第4回 「高校生」
その少女は繊細で艷やかな赤毛を華奢な上顎の辺りで短く切り揃え、高く反り返った睫毛の下のグレーがかった大きな瞳には儚げな幼さを残し、どこか神秘的な美しさをたたえていた。僕とは歳が近いらしいと彼女には初めから好奇の目を向けられていたようだ。食堂や廊下で大人たちと接する時とは違う、妙に馴れ馴れしい態度を見せることがあった。ただ、その頃の僕達には未だ言葉を交わす術はなく、
「こんにちは」
「また明日」
「今日は好い天気ですね」
などといった挨拶程度のコミュニケーションに終始していた。会話を試みようにも彼女はいつもいそいそと膳の上げ下げや部屋の掃除といった仕事に精を出していたし、僕は僕で施設の書庫からこの世界に関する情報を集めることに熱心だった。もっとも文字は読めないので挿絵から内容を推測する程度だったのだが。それも書架に並んでいたのは農業や建築、機械工学に関するものばかりで特に得られるものは何もなかった。
ある日、僕は夕暮れ時の真っ赤に染まった空を見上げてふと「ひょっとするとこの空の先に故郷もあるのではないか」などと思い始め、藁半紙で亡き祖母から教わった小舟の折り紙を鼻唄交じりに折っていた。その最中に洗濯物の配達に訪れたオリガは大げさに驚嘆の声を上げ、どういうわけか目を丸くして様子を観察し始めたのである。僕の世界では誰にでも出来る他愛のないものだが、オリガにとっては不思議な光景なのだろうか。小舟が出来上がると歓声のような何か言葉を発し、僕に駆け寄り腕を掴んで強く揺さぶった。どうやら「それを頂戴」と訴えているようだ。僕は手を差し伸べてそれに応えると彼女は嬉しそうに小舟を受け取り、足早に行ってしまった。それが僕がオリガと話すきっかけだった。
1ヶ月もすれば僕にも日常レベルの会話ができるようになり、オリガも仕事のない時間は僕の部屋で過ごすことが多くなった。状況も次第にわかってきた。彼女の話では僕や他のアジア人は「人質」という扱いらしく、僕たちを世話するのが彼女とその家族の仕事だそうだ。大人びたオリガは驚いたことに今年13歳になったばかりであり、僕の妹より1つ下の学年らしい。それなのに彼女の年齢で家業を手伝っているのはこの国では珍しくないことだというので恐れ入る。
俘虜収容所か何かと思っていた施設も実は村役場を接収した海軍基地であり、ボスはリヒャルトという青年将校らしい。食堂で何度か見た覚えがあるが、背が高く面長でひょろっとしたいかにも神経質そうな風貌の男だ。彼は軍でもエリートとのことであり若くして随分出世しているのだという。
我々アジア人が白人に捕らえられている事情に関しては彼女もよく知らず、何やら「リヒャルトの上官を救出するため」らしい。上官が捕らえられているのは隣国の「イースタシア」というアジア人国家で、恐ろしい独裁者が支配しているのだそうだ。
「ツバサはどうしてここに来たの。」
オリガは華奢な肩から首を突き出し目を輝かせて尋ねてきたが、僕は答えに窮した。

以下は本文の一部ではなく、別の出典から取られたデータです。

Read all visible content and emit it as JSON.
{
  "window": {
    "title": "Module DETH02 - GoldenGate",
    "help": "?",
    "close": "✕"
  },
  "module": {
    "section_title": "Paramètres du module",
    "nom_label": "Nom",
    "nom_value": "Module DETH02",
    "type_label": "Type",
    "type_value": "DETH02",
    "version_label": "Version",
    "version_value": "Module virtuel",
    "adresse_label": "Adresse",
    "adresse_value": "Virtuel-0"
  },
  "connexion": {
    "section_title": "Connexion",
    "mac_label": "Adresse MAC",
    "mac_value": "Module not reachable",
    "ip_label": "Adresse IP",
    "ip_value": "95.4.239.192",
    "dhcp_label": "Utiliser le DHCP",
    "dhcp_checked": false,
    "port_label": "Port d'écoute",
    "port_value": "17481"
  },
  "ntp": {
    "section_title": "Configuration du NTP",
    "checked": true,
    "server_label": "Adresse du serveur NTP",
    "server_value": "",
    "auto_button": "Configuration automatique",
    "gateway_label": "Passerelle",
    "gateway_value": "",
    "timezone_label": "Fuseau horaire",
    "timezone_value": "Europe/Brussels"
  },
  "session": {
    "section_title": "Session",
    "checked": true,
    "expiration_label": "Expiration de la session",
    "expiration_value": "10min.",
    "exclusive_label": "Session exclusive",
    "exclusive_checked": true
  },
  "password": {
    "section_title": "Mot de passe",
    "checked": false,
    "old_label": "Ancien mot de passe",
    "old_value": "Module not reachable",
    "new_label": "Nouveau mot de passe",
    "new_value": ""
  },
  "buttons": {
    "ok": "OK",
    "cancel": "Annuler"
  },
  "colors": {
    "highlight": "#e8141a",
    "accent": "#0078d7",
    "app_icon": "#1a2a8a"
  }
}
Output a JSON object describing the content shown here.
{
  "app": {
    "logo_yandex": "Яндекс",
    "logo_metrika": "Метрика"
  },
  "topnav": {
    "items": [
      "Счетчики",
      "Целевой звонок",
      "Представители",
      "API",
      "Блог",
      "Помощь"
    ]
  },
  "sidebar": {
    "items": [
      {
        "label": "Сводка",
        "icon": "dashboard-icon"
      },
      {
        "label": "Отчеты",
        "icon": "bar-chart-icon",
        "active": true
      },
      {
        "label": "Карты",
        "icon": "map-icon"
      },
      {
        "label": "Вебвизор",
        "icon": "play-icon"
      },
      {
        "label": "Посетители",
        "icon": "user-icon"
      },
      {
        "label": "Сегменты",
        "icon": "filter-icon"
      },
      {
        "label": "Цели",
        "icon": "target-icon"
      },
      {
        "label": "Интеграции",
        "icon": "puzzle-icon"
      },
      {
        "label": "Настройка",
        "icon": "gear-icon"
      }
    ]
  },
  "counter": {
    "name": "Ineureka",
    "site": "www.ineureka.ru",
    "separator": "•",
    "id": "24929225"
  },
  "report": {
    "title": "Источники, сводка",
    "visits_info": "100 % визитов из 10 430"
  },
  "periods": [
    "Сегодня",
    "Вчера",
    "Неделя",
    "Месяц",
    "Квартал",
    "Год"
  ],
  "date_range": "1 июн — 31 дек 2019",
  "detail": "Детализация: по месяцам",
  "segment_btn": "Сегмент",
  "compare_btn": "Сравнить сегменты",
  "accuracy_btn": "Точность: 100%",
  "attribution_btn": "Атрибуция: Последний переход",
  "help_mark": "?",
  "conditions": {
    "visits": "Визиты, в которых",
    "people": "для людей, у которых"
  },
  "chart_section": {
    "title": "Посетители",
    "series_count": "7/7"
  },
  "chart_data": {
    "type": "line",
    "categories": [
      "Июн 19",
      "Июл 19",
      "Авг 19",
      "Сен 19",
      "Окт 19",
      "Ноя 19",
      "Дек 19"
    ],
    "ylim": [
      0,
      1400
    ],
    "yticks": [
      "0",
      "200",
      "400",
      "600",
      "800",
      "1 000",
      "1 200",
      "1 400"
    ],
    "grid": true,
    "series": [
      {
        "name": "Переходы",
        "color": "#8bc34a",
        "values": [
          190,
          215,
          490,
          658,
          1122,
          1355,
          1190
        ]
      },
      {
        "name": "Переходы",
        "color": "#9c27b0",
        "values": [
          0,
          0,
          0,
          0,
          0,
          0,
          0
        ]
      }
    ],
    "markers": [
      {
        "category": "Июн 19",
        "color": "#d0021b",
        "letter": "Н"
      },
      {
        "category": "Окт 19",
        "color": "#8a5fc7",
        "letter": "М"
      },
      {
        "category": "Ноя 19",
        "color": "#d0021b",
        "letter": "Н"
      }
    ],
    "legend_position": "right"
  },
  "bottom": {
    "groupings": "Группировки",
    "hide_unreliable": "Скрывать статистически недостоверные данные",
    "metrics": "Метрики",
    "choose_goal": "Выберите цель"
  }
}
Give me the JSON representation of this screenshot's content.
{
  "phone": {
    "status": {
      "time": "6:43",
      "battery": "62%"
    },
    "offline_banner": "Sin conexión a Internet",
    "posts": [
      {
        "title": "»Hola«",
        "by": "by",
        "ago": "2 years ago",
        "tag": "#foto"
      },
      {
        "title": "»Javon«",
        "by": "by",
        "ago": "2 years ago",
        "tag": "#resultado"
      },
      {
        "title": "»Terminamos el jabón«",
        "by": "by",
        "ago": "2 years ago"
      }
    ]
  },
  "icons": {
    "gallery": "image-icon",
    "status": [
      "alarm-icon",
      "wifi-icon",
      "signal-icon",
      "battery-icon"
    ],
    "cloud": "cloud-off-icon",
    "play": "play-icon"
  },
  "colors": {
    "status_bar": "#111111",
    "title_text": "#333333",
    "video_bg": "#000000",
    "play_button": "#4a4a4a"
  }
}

「異世界」の訳には何を当てるのだろう。「寝殿造りの建物」や「閻魔様」や「三途の川」はどう説明したものだろうか。
「実は僕にもわからないんだ。」
僕が答えると彼女は口を尖らせいかにも不服そうな面持ちで、
「そんな態度なら私が同志大尉にあることないこと密告する。」
などというようなことを言っていた。この国では密告が積極的に奨励されており、密告を受けた者は秘密警察によって裁判無しの極刑が科されるとのことである。彼女の機嫌を損ねてもつまらないので、僕は真実を話すことにした。
「実は僕は違う国から来たんだ。」
「イースタシアでしょう。」
「いや、この世界のどこでもない国なんだ。僕はそこで高校という学校に通っていた。」
「特権階級なんだね。」
オリガは身を乗り出し興味深そうに僕の話を聞いていたが、「特権階級」という言葉には何か突き放すような冷たさを感じた。
「どこにでもある、ごく一般的な家庭だよ。」
「その "koko" には私でも入学できるのかしら。」
「15歳になれば基本的に誰でも高校生になることができるんだ。」
「ツバサはそこで何を学んでいたの。」
「国語、英語、数学、物理、それから」
僕が言い終わらないうちにオリガは素っ頓狂な金切り声を上げて叫んだ。